NEW YORK The effort to substantially increase African-American representation in the advertising industry has shifted to a client outreach phase, with the NAACP writing letters to the leaders of top-spending advertisers, including Procter & Gamble CEO A.G. Lafley.
In a letter dated Monday (READ LETTER), NAACP interim general counsel Angela Ciccolo asked Lafley to "instruct your advertising agencies to use diverse teams in creative and account management positions" and to address the relative paucity of African-Americans in advertising "as forcefully and effectively as its importance to your firm and the nation requires."
The letter further suggests that P&G identify a senior executive to meet with the NAACP, which is partnering with civil rights law firm Mehri & Skalet on the diversity initiative, known as the Madison Avenue Project.
The letter includes findings from a previously released report that quantifies what initiative leaders describe as wide gaps in representation, income levels and promotion opportunities between black and white employees that have existed for decades. The report asserts, for example, that entry-level black workers, on average, make 80 cents for every dollar earned by their white counterparts, and that based in part on black representation in other industries, African-Americans should comprise 9.6 percent of the industry's U.S workforce of 167,000, not the current 5.3 percent.
The 73-page report, "Research Perspective on Race and Employment in the Advertising Industry," was released in January when the Madison Avenue Project went public.
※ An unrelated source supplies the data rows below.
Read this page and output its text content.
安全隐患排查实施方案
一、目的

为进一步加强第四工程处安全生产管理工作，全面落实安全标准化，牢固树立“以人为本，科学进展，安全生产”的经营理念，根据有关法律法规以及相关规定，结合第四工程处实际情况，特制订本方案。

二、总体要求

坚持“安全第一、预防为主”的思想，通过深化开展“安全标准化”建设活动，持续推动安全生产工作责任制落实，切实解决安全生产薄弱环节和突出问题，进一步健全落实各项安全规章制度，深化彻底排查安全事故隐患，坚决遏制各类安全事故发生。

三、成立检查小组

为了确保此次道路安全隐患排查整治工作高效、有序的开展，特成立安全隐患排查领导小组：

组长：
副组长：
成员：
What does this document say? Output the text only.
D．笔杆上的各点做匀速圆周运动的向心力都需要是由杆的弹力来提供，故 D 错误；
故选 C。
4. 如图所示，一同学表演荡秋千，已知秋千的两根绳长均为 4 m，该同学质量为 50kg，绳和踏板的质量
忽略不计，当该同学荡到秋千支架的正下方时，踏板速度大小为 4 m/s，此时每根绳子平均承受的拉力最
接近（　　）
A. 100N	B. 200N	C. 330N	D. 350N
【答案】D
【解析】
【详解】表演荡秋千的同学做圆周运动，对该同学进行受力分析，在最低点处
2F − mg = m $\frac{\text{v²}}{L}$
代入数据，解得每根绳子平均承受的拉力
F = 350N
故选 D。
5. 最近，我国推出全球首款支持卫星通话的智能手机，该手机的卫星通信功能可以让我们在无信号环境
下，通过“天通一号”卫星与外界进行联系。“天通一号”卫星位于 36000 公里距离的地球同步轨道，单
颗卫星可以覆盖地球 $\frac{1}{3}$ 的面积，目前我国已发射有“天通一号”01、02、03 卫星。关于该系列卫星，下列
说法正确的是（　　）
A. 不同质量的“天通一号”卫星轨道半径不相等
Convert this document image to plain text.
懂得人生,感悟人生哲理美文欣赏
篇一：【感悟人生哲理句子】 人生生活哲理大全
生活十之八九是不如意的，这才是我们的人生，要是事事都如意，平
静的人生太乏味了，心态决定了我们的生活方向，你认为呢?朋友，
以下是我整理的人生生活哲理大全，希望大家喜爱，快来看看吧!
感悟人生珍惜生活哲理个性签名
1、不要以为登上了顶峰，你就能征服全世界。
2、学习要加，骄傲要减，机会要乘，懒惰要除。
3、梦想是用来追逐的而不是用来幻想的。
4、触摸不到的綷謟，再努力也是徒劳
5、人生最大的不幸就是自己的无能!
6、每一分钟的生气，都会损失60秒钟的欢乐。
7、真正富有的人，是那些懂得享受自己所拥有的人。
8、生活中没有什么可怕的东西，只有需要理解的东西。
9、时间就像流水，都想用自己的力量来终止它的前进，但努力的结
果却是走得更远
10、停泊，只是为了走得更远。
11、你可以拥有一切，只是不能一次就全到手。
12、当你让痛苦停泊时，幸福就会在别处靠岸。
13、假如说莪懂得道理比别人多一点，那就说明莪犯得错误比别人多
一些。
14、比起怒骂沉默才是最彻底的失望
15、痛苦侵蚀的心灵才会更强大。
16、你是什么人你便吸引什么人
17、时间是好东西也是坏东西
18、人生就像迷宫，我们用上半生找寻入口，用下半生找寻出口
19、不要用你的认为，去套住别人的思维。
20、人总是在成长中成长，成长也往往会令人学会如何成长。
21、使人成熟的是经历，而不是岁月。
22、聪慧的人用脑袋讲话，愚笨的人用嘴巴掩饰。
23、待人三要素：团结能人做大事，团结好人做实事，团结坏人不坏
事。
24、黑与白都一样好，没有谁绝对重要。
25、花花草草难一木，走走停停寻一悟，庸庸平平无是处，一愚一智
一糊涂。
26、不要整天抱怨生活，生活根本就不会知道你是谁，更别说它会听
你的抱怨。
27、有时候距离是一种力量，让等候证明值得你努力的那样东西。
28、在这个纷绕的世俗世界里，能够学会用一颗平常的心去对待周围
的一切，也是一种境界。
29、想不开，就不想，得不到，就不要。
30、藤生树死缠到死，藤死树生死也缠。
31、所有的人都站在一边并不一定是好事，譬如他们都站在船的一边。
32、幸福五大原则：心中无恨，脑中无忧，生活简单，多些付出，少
Mehri & Skalet founding partner Cyrus Mehri is leading the charge for the Washington, D.C.-based law firm, which previously extracted settlements of discrimination lawsuits from Coca-Cola and Texaco. In other cases, such as with the National Football League or Morgan Stanley, the firm achieved anti-discriminatory policies without suing. In a video interview prior to today's news, Mehri acknowledged that litigation remains an option for the Madison Avenue Project, though he's hopeful that leading ad holding companies will "see this an opportunity to take what they've done [to increase African-American representation] as a baseline and lift up to a much higher level." (WATCH VIDEO)
The NAACP sent similar letter to 24 other major marketers, including AT&T, Verizon, Johnson & Johnson, Unilever, Sprint Nextel, Sears, Kraft Foods, Bank of America, Anheuser-Busch InBev, General Electric, Time Warner, Walt Disney Co. and six automakers: General Motors, Ford, Chrysler, Toyota, Nissan and Honda. The companies were the top 25 ad spenders of 2007, when collectively they spent more than $52 billion in the U.S., according to the Madison Avenue Project.
P&G has received its letter and "we want to take the time to understand the report that was referenced" in it, a company representative said this afternoon.
The rep added "diversity is extremely important at P&G. We have a company-wide practice of valuing diverse employees. We also have a robust supplier diversity program."